Orange Township is a civil township of Kalkaska County in the U.S. state of Michigan. The population was 1,250 at the 2020 census.

==Communities==
- Lodi is a former logging town located at about six miles south of Kalkaska at the junction of M-66 with Boardman Road (West) and Spencer Road SE (East). Lodi contained its own post office from 1879 to 1905.
- Spencer is a former logging town located near the intersection of Spencer Road and Golden Road. It was a stop on the Pere Marquette Railway. The post office operated from 1898 to 1912. The town had a church, freight house, general store, grocery store, hotel, lumber yard, millinery, two sawmills, schoolhouse, shoe shop and tavern.

==Geography==
According to the United States Census Bureau, the township has a total area of 34.81 sqmi, of which 34.23 sqmi is land and 0.58 sqmi (1.67%) is water.

==Demographics==
As of the census of 2000, there were 1,176 people, 411 households, and 313 families residing in the township. The population density was 34.4 PD/sqmi. There were 596 housing units at an average density of 17.4 /mi2. The racial makeup of the township was 97.79% White, 1.11% Native American, 0.09% Asian, and 1.02% from two or more races. Hispanic or Latino of any race were 1.45% of the population.

There were 411 households, out of which 41.1% had children under the age of 18 living with them, 59.9% were married couples living together, 9.7% had a female householder with no husband present, and 23.8% were non-families. 17.5% of all households were made up of individuals, and 6.1% had someone living alone who was 65 years of age or older. The average household size was 2.86 and the average family size was 3.22.

In the township the population was spread out, with 31.1% under the age of 18, 9.2% from 18 to 24, 29.0% from 25 to 44, 21.7% from 45 to 64, and 9.0% who were 65 years of age or older. The median age was 33 years. For every 100 females, there were 102.4 males. For every 100 females age 18 and over, there were 99.0 males.

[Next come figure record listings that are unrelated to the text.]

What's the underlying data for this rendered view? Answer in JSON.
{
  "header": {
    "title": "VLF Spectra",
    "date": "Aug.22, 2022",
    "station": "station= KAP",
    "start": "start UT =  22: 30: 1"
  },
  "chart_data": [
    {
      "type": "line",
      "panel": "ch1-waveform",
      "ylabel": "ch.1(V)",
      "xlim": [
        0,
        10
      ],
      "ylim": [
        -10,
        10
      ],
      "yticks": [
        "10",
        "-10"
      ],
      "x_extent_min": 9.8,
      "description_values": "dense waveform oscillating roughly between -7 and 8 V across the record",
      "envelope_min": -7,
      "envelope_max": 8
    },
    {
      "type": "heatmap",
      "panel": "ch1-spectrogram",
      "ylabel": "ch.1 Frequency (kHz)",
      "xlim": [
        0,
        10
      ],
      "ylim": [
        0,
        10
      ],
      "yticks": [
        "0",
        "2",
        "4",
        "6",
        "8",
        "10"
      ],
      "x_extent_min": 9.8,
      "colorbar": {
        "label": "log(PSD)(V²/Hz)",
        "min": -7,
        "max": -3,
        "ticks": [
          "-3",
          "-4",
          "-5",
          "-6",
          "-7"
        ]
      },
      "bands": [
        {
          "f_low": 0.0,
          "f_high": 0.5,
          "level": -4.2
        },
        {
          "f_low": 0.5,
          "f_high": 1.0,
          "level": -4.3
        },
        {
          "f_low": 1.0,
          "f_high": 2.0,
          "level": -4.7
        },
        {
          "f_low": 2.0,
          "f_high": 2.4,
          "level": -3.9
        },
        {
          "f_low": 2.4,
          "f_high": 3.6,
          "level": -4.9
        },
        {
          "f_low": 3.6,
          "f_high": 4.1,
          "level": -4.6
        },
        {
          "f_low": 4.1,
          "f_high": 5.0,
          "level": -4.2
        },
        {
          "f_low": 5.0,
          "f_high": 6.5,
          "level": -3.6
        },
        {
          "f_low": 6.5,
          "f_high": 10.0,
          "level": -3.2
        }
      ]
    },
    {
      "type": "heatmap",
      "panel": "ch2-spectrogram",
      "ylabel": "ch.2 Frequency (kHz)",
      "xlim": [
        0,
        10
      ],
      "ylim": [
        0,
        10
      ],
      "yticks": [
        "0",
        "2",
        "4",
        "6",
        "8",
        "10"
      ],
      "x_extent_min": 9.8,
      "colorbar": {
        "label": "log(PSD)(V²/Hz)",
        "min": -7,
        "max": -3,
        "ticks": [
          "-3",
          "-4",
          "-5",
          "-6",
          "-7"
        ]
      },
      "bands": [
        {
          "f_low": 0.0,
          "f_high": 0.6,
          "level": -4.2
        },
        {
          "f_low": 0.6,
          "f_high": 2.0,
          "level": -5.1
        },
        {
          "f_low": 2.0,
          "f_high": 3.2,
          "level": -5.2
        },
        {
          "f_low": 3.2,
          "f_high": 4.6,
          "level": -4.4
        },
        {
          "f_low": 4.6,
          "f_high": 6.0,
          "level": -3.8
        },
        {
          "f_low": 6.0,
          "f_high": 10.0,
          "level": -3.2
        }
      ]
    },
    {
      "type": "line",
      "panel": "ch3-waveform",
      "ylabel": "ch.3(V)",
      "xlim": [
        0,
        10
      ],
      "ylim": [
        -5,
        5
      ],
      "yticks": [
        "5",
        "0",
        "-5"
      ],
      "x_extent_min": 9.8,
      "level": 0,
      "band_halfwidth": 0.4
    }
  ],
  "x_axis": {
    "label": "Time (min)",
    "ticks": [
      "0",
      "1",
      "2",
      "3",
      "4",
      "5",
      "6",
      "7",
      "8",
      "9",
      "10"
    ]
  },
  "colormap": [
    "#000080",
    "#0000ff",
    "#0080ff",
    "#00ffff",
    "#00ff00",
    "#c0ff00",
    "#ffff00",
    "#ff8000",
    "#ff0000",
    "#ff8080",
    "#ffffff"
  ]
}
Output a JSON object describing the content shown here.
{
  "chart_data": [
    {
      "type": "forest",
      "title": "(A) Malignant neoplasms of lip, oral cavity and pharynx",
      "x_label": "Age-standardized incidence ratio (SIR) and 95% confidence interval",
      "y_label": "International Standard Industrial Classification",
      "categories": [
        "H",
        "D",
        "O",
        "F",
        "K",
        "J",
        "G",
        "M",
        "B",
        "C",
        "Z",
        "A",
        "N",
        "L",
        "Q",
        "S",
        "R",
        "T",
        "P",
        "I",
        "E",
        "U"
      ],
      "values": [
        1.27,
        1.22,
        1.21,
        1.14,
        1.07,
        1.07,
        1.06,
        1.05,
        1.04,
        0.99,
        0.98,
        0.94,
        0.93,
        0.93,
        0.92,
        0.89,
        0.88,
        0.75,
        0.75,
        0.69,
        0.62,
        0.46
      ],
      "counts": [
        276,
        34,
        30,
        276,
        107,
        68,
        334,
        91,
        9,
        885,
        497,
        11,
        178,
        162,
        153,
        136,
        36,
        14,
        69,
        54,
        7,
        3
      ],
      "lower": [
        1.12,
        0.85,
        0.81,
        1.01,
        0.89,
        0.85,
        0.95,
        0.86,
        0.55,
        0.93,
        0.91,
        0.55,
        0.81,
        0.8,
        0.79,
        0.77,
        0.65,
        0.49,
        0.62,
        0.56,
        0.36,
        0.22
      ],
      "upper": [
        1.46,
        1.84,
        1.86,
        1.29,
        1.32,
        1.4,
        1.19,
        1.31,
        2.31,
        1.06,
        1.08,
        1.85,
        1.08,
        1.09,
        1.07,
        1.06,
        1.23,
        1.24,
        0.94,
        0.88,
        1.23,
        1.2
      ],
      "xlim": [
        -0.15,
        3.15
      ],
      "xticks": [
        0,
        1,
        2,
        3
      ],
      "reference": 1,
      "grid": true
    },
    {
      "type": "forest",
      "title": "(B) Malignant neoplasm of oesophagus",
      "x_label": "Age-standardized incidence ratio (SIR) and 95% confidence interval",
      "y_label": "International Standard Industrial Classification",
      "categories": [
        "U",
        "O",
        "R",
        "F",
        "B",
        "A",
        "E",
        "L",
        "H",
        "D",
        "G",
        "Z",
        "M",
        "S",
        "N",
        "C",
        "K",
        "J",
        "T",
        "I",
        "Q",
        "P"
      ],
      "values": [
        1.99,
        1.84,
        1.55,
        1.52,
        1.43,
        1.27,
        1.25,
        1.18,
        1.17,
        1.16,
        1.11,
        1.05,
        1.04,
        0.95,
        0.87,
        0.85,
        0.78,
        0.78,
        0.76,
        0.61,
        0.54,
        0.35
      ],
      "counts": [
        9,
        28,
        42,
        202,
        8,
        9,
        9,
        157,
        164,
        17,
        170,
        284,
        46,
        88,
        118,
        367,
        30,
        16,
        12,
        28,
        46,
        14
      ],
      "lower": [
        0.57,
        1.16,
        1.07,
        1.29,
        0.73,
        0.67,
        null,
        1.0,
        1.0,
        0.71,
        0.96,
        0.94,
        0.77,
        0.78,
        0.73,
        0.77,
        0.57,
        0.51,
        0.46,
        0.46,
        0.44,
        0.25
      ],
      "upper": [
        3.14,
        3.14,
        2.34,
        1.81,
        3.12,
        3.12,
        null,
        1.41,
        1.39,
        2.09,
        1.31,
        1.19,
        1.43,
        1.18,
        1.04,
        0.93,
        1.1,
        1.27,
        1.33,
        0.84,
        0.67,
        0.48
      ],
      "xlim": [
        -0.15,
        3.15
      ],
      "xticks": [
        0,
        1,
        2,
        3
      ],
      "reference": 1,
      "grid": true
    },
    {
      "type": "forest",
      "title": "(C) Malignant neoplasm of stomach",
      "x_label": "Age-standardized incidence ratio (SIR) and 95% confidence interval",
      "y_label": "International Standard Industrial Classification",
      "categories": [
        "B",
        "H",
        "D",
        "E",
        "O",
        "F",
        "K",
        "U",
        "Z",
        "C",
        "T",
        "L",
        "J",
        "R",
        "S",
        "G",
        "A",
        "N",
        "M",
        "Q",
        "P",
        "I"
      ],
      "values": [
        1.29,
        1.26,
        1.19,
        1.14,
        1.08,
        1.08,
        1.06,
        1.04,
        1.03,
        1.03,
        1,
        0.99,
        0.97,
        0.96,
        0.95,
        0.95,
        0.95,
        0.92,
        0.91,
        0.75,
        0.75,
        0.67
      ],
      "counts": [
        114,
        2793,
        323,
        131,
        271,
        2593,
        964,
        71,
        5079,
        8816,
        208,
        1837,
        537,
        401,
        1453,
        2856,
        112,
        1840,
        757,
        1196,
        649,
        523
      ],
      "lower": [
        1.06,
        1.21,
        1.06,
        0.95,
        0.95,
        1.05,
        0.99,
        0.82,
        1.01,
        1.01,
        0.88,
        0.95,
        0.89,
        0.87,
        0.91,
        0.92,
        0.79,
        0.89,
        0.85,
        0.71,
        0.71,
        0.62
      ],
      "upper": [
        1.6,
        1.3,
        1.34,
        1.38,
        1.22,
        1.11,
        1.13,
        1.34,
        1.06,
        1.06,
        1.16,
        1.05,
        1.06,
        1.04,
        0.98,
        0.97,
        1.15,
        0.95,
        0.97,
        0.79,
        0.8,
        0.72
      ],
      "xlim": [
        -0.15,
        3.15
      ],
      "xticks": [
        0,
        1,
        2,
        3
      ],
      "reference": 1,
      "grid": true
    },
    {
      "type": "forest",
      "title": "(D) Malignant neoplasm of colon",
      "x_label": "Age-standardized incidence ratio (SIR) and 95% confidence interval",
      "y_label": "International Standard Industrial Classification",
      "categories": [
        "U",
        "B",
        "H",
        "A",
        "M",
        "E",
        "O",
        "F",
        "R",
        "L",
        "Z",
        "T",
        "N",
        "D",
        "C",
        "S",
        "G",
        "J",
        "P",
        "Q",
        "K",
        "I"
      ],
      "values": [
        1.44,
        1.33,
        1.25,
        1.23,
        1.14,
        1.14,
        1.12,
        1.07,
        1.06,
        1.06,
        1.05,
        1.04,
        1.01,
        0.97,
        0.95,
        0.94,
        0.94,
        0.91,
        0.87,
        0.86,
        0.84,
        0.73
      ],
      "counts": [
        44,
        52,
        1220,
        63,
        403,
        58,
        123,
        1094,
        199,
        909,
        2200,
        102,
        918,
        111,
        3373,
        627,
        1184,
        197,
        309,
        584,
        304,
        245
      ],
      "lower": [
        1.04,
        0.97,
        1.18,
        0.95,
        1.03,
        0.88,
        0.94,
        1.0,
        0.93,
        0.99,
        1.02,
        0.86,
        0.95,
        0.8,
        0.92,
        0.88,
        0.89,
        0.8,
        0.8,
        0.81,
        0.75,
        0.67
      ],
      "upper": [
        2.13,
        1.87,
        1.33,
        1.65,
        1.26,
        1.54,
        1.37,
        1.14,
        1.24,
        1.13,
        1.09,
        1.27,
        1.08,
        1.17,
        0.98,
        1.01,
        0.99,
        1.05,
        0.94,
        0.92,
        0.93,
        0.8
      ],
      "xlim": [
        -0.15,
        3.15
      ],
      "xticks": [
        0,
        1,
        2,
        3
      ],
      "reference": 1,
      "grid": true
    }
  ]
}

The median income for a household in the township was $35,380, and the median income for a family was $38,472. Males had a median income of $30,761 versus $19,896 for females. The per capita income for the township was $15,448. About 7.1% of families and 10.0% of the population were below the poverty line, including 11.7% of those under age 18 and 9.6% of those age 65 or over.